Inviting the Ecosystem: Who Should Engage and Why

As SmartResume begins work to produce Trusted Career Profiles from SmartResumes, we are intentionally opening this effort to collaboration across the LER ecosystem.

This invitation is especially relevant for organizations building systems where better career data directly improves outcomes. That includes applicant tracking systems looking for practical ways to introduce LER data into hiring workflows, reduce reliance on self-reported resumes, and improve screening and matching earlier in the hiring process. It also includes job boards and talent marketplaces that recognize growing employer demand for discovery and matching based on verified skills and experience, rather than keywords alone.

The opportunity extends beyond hiring platforms. Career planning and guidance systems can use richer, structured career profiles to deliver higher-quality recommendations and more clearly connect learning pathways to employment outcomes. Credit for prior learning platforms can leverage Trusted Career Profiles as a foundation for recognizing learning wherever it occurs and supporting true educational interoperability. Credential wallets and platforms with embedded learner services may also see value in moving beyond individual credentials toward more holistic, portable career profiles that enable new downstream services.
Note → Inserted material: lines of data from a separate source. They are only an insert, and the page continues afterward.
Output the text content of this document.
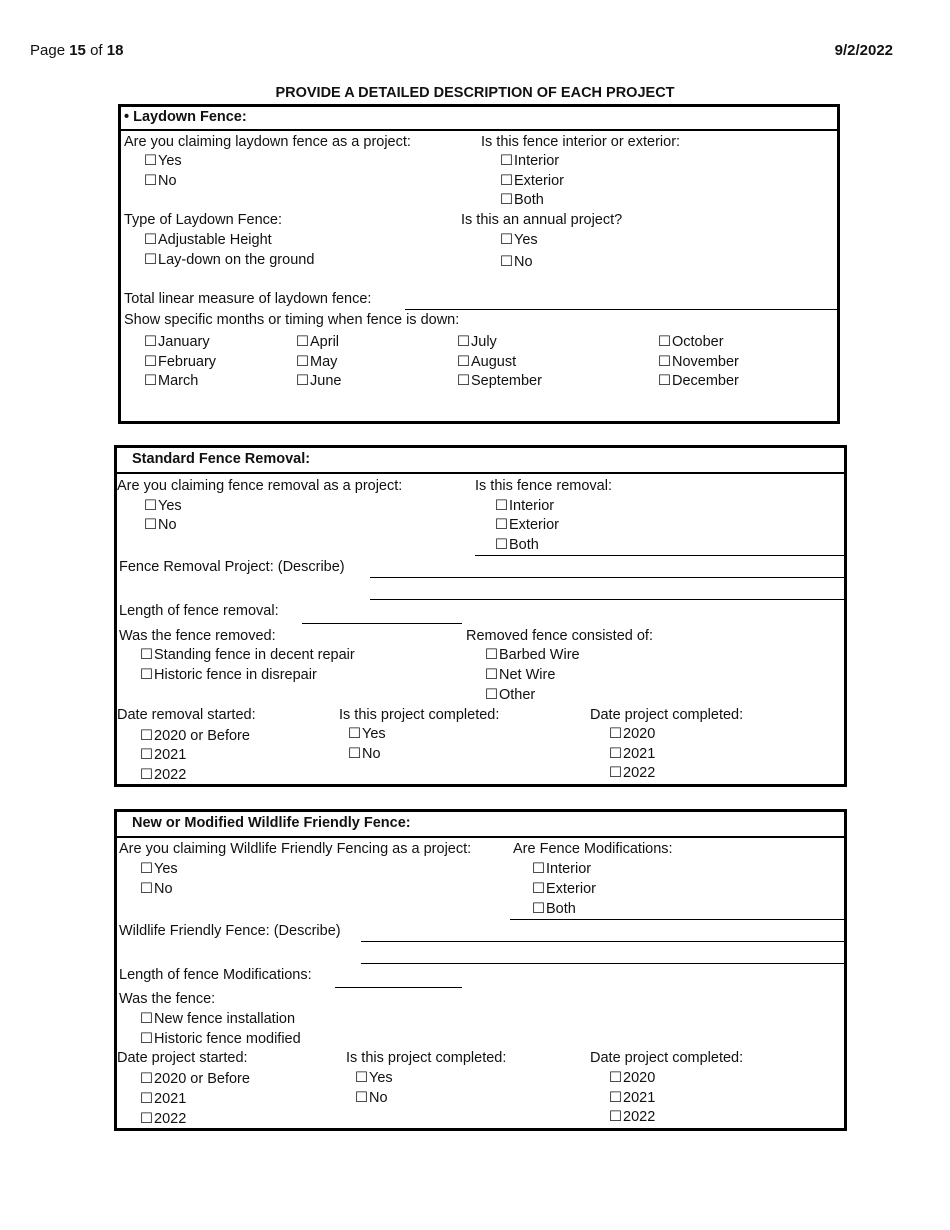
Page 15 of 18	9/2/2022
PROVIDE A DETAILED DESCRIPTION OF EACH PROJECT
• Laydown Fence:
Are you claiming laydown fence as a project:
☐Yes
☐No
Is this fence interior or exterior:
☐Interior
☐Exterior
☐Both
Type of Laydown Fence:
☐Adjustable Height
☐Lay-down on the ground
Is this an annual project?
☐Yes
☐No
Total linear measure of laydown fence:
Show specific months or timing when fence is down:
☐January
☐February
☐March
☐April
☐May
☐June
☐July
☐August
☐September
☐October
☐November
☐December
Standard Fence Removal:
Are you claiming fence removal as a project:
☐Yes
☐No
Is this fence removal:
☐Interior
☐Exterior
☐Both
Fence Removal Project: (Describe)
Length of fence removal:
Was the fence removed:
☐Standing fence in decent repair
☐Historic fence in disrepair
Removed fence consisted of:
☐Barbed Wire
☐Net Wire
☐Other
Date removal started:
☐2020 or Before
☐2021
☐2022
Is this project completed:
☐Yes
☐No
Date project completed:
☐2020
☐2021
☐2022
New or Modified Wildlife Friendly Fence:
Are you claiming Wildlife Friendly Fencing as a project:
☐Yes
☐No
Are Fence Modifications:
☐Interior
☐Exterior
☐Both
Wildlife Friendly Fence: (Describe)
Length of fence Modifications:
Was the fence:
☐New fence installation
☐Historic fence modified
Date project started:
☐2020 or Before
☐2021
☐2022
Is this project completed:
☐Yes
☐No
Date project completed:
☐2020
☐2021
☐2022
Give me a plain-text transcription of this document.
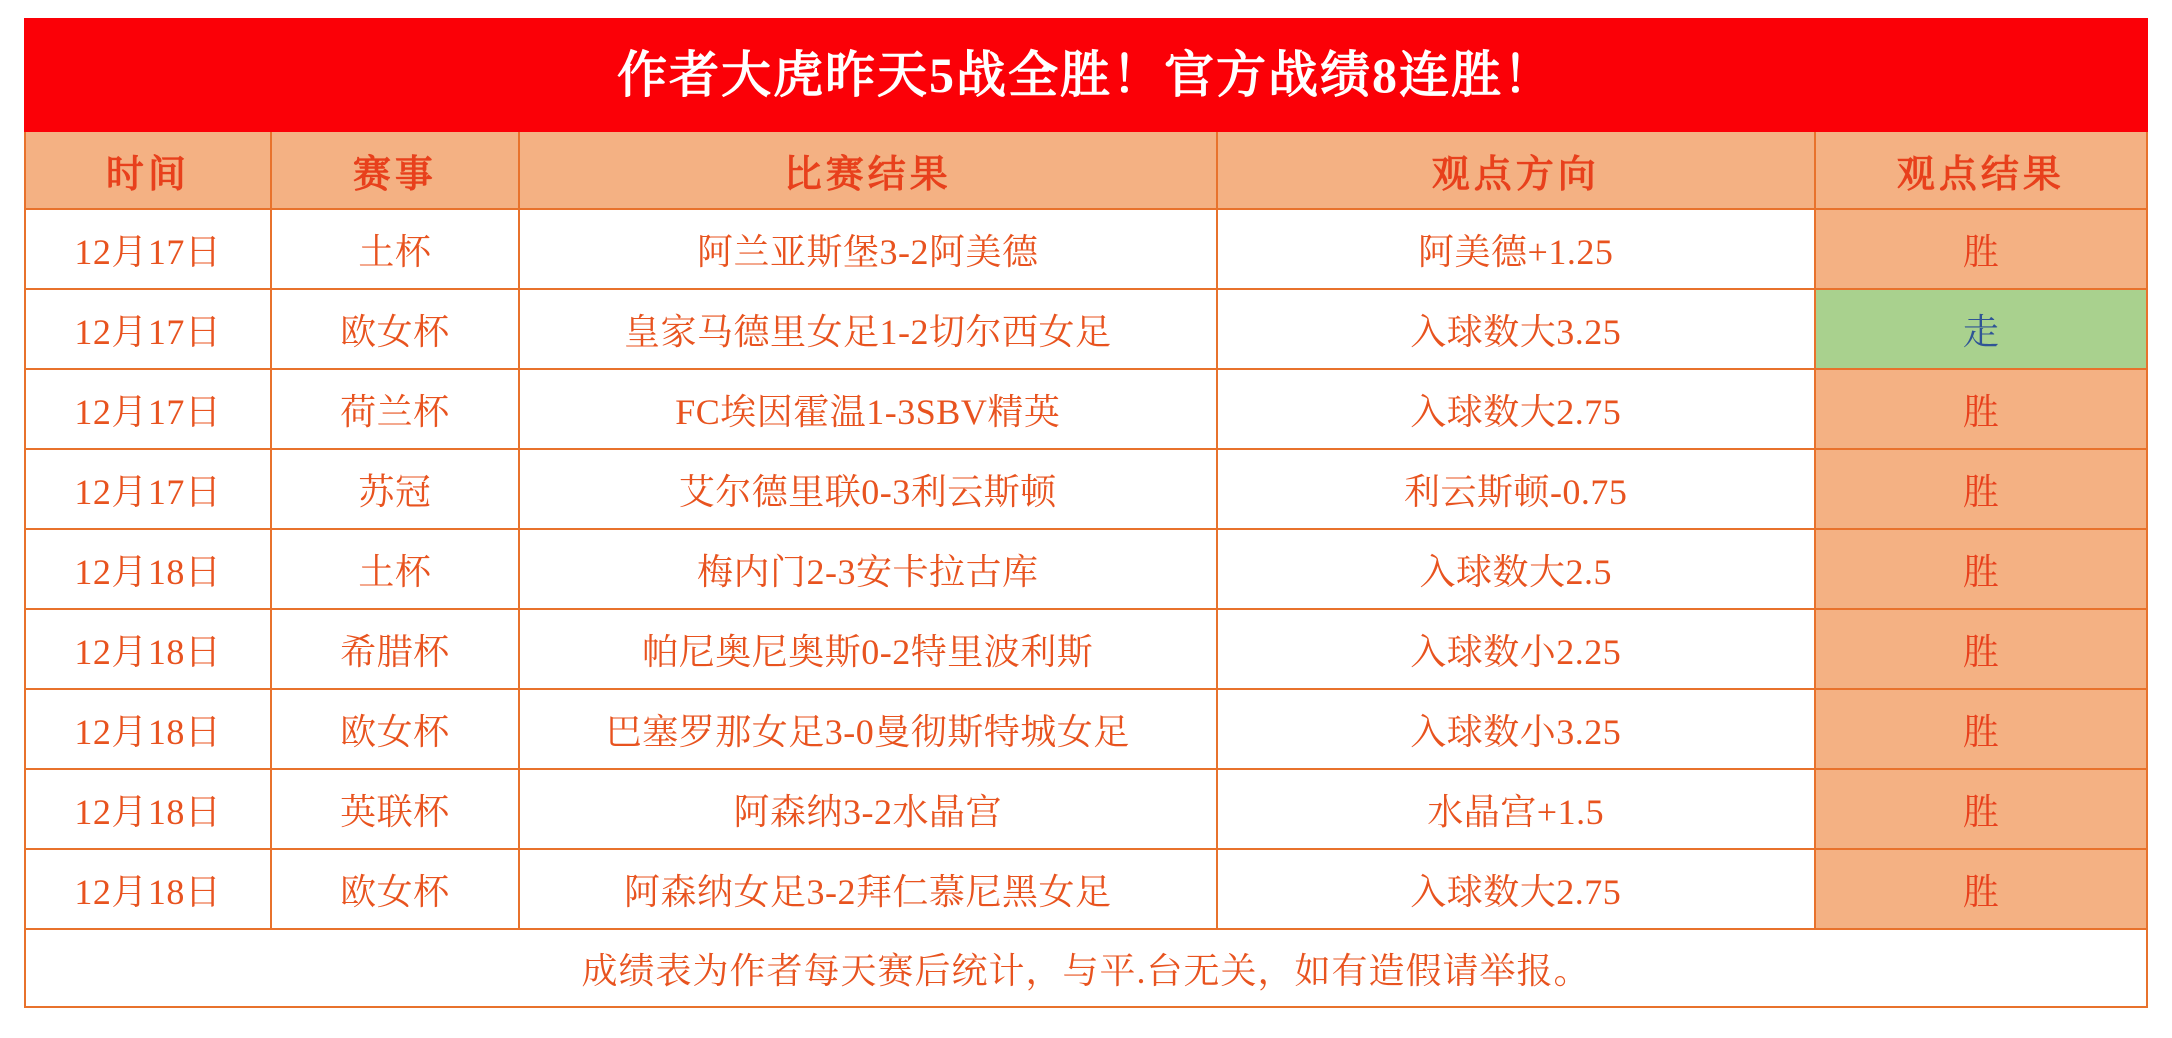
作者大虎昨天5战全胜！官方战绩8连胜！				

时间	赛事	比赛结果	观点方向	观点结果
12月17日	土杯	阿兰亚斯堡3-2阿美德	阿美德+1.25	胜
12月17日	欧女杯	皇家马德里女足1-2切尔西女足	入球数大3.25	走
12月17日	荷兰杯	FC埃因霍温1-3SBV精英	入球数大2.75	胜
12月17日	苏冠	艾尔德里联0-3利云斯顿	利云斯顿-0.75	胜
12月18日	土杯	梅内门2-3安卡拉古库	入球数大2.5	胜
12月18日	希腊杯	帕尼奥尼奥斯0-2特里波利斯	入球数小2.25	胜
12月18日	欧女杯	巴塞罗那女足3-0曼彻斯特城女足	入球数小3.25	胜
12月18日	英联杯	阿森纳3-2水晶宫	水晶宫+1.5	胜
12月18日	欧女杯	阿森纳女足3-2拜仁慕尼黑女足	入球数大2.75	胜
成绩表为作者每天赛后统计，与平.台无关，如有造假请举报。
In each case, the opportunity is the same: shifting from isolated credentials to usable, portable career intelligence that can move across systems and support real decisions.

If you are interested in connecting SmartResume to your platform, please email ian@idatafy.com or hello@smartresume.com.

The Next Phase of the LER Ecosystem

The next phase of LER adoption will not be driven by more credentials alone. It will be driven by systems that connect trusted data to real economic decisions.

That requires:

  • building for consumption, not just control
  • designing interfaces employers already understand
  • producing Trusted Career Profiles that can move across systems

LERs change the labor market only when they change hiring.

Building that bridge — from infrastructure to outcomes — is the work ahead.